Even if you might dispute his analysis of what causes poverty, I was shocked at how so many of the situations were similar to ones that I had seen in India. I have grown up in many parts of India, and the setup in Cameroon sounds sadly familiar.
- Terrible roads. I remember the awful roads in Dehradun, or more recently, the absolutely terrible roads in Gorakhpur and Lucknow. The typical government response is to either patch the roads with low quality tar that wears off after the first rains, or to claim lack of funds as a reason for not doing anything. While Bangalore might have decent road quality, the overall road network is shoddy.
- Thugs exacting money. In Bombay, street vendors used to pay a hafta: a weekly dole to ensure that the local thug (partnering with the local police and politician) did not destroy his shack, or break his legs. An acquaintance of mine in Delhi was recently threatened by the local thug into parting with a plot of land, adjacent to his house!
- Libraries. Anyone in India seen a functioning local library?
Yet, we need to acknowledge that we do have these problems.

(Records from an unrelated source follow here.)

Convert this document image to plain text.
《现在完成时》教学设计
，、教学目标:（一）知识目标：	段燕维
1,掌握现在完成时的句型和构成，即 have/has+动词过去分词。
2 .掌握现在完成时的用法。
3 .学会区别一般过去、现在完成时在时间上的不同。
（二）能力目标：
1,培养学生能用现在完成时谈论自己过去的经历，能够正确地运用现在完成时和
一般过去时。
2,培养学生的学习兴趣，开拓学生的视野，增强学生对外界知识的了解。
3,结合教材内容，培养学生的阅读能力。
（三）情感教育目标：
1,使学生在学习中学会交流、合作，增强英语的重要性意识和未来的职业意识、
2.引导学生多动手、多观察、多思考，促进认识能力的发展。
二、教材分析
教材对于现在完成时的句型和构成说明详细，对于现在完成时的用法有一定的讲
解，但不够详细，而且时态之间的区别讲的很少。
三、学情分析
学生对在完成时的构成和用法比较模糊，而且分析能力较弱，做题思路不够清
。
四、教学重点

We need to admit that no city in India has a functioning public library. People in UP need to ask where are the schools and roads. People in Bihar need to ask why the local economy is so broken that nearly all their labor goes elsewhere, to work as taxi drivers, or dhobis.
The sadder fact is that complaining about this stuff is not seen as the right thing to do. We are told that India is a poor country, and cannot have all the facilities available in richer countries. Or that "This is how it is in India". I have heard that phrase so often, I've lost count.
We look at the West so often, we forget to look at parts of India that look almost exactly like Douala.